Une surface horizontale s’étalait au loin, de tous côtés, absolument nue et calme. Elle décrivait autour de moi, à l’horizon, l’immense circonférence de la pleine mer, et au-dessus d’elle le firmament était une coupole noire où les astres brillaient à outrance, tous, et tous fixes. Et dans ce ciel ultra-nocturne, pareil à celui qu’on verrait de la lune ou de quelque astre sans atmosphère, le soleil, sans rayons, déclinait, large disque précis. La surface neigeuse de cette mer luisait argentine vers l’horizon ; mais plus elle était près de moi, moins elle luisait et plus elle devenait diaphane, idéale, fantomatique ; elle finissait par disparaître ; sous moi, je n’avais que l’abîme de 50.000 mètres, sans que rien s’interposât entre lui et mes yeux, et cet abîme était plein de lumière.
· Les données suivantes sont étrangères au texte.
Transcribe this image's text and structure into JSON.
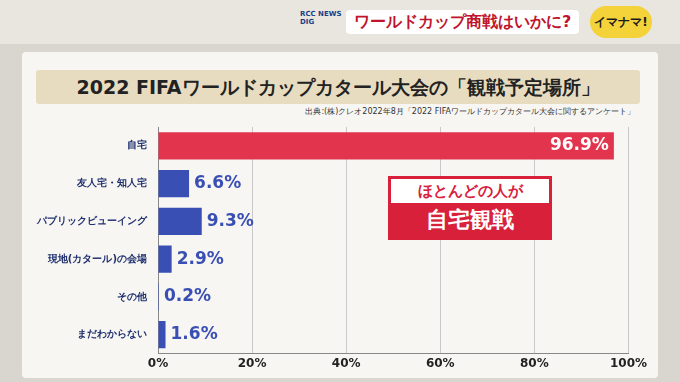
{
  "header": {
    "program": "RCC NEWS DIG",
    "topic": "ワールドカップ商戦はいかに?",
    "show": "イマナマ!"
  },
  "chart_data": {
    "type": "bar",
    "title": "2022 FIFAワールドカップカタール大会の「観戦予定場所」",
    "subtitle": "出典:(株)クレオ2022年8月「2022 FIFAワールドカップカタール大会に関するアンケート」",
    "annotations": [
      "ほとんどの人が",
      "自宅観戦"
    ],
    "orientation": "horizontal",
    "categories": [
      "自宅",
      "友人宅・知人宅",
      "パブリックビューイング",
      "現地(カタール)の会場",
      "その他",
      "まだわからない"
    ],
    "values": [
      96.9,
      6.6,
      9.3,
      2.9,
      0.2,
      1.6
    ],
    "value_labels": [
      "96.9%",
      "6.6%",
      "9.3%",
      "2.9%",
      "0.2%",
      "1.6%"
    ],
    "colors": [
      "#e3344e",
      "#3a4fb3",
      "#3a4fb3",
      "#3a4fb3",
      "#3a4fb3",
      "#3a4fb3"
    ],
    "data_labels": true,
    "grid": true,
    "xlim": [
      0,
      100
    ],
    "xticks": [
      {
        "value": 0,
        "label": "0%"
      },
      {
        "value": 20,
        "label": "20%"
      },
      {
        "value": 40,
        "label": "40%"
      },
      {
        "value": 60,
        "label": "60%"
      },
      {
        "value": 80,
        "label": "80%"
      },
      {
        "value": 100,
        "label": "100%"
      }
    ]
  }
}
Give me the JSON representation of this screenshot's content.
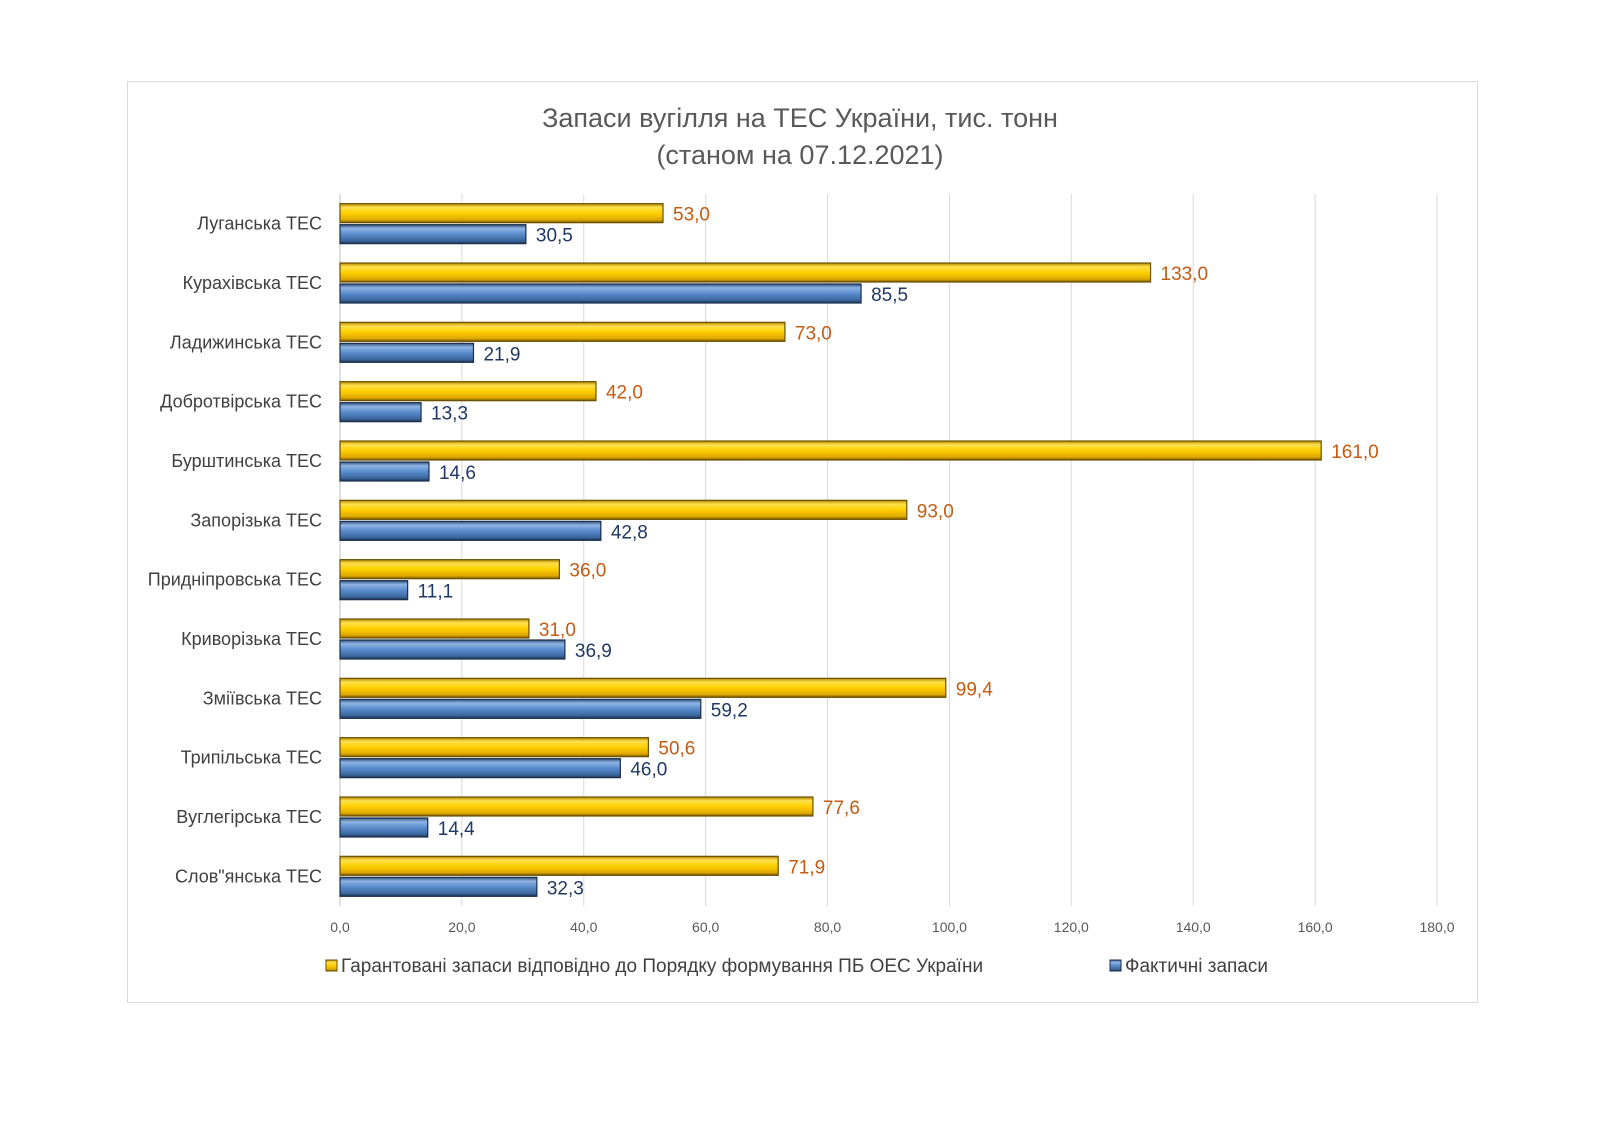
{
  "chart_data": {
    "type": "bar",
    "orientation": "horizontal",
    "title": "Запаси вугілля на ТЕС України, тис. тонн",
    "subtitle": "(станом на 07.12.2021)",
    "categories": [
      "Луганська ТЕС",
      "Курахівська ТЕС",
      "Ладижинська ТЕС",
      "Добротвірська ТЕС",
      "Бурштинська ТЕС",
      "Запорізька ТЕС",
      "Придніпровська ТЕС",
      "Криворізька ТЕС",
      "Зміївська ТЕС",
      "Трипільська ТЕС",
      "Вуглегірська ТЕС",
      "Слов\"янська ТЕС"
    ],
    "series": [
      {
        "name": "Гарантовані запаси відповідно до Порядку формування ПБ ОЕС України",
        "color": "#ffc000",
        "label_color": "#c55a11",
        "values": [
          53.0,
          133.0,
          73.0,
          42.0,
          161.0,
          93.0,
          36.0,
          31.0,
          99.4,
          50.6,
          77.6,
          71.9
        ],
        "labels": [
          "53,0",
          "133,0",
          "73,0",
          "42,0",
          "161,0",
          "93,0",
          "36,0",
          "31,0",
          "99,4",
          "50,6",
          "77,6",
          "71,9"
        ]
      },
      {
        "name": "Фактичні запаси",
        "color": "#4f81bd",
        "label_color": "#1f3864",
        "values": [
          30.5,
          85.5,
          21.9,
          13.3,
          14.6,
          42.8,
          11.1,
          36.9,
          59.2,
          46.0,
          14.4,
          32.3
        ],
        "labels": [
          "30,5",
          "85,5",
          "21,9",
          "13,3",
          "14,6",
          "42,8",
          "11,1",
          "36,9",
          "59,2",
          "46,0",
          "14,4",
          "32,3"
        ]
      }
    ],
    "xlim": [
      0,
      180
    ],
    "xticks": [
      0,
      20,
      40,
      60,
      80,
      100,
      120,
      140,
      160,
      180
    ],
    "xtick_labels": [
      "0,0",
      "20,0",
      "40,0",
      "60,0",
      "80,0",
      "100,0",
      "120,0",
      "140,0",
      "160,0",
      "180,0"
    ],
    "grid": true,
    "legend_position": "bottom"
  }
}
Je me trouvais à la surface d’un océan de clarté, ou plutôt d’atmosphère, — un océan dont on voyait le fond : la Terre, avec les algues de ses forêts, les bancs de ses montagnes. Je venais d’émerger dans un milieu mortel, à la surface d’une mer atmosphérique ; et cette mer n’était autre que la première couche, la fameuse première couche, qui ne s’achevait pas graduellement, par une progression raréfiée, comme la science l’avait supposé à bon droit, — mais qui s’achevait tout d’un coup, net, comme une mer véritable. Si contraire que cela fût aux propriétés expansives des gaz, les deux atmosphères se superposaient comme deux liquides de densité différente ; et à présent le vide horrifique m’environnait.

Dans mon nouveau récipient, même température et même pression que tout à l’heure ; même bruit de clapets. Je m’aventurai à palper l’invisible case, et je la trouvai cubique et exiguë ; je pouvais toucher le plafond.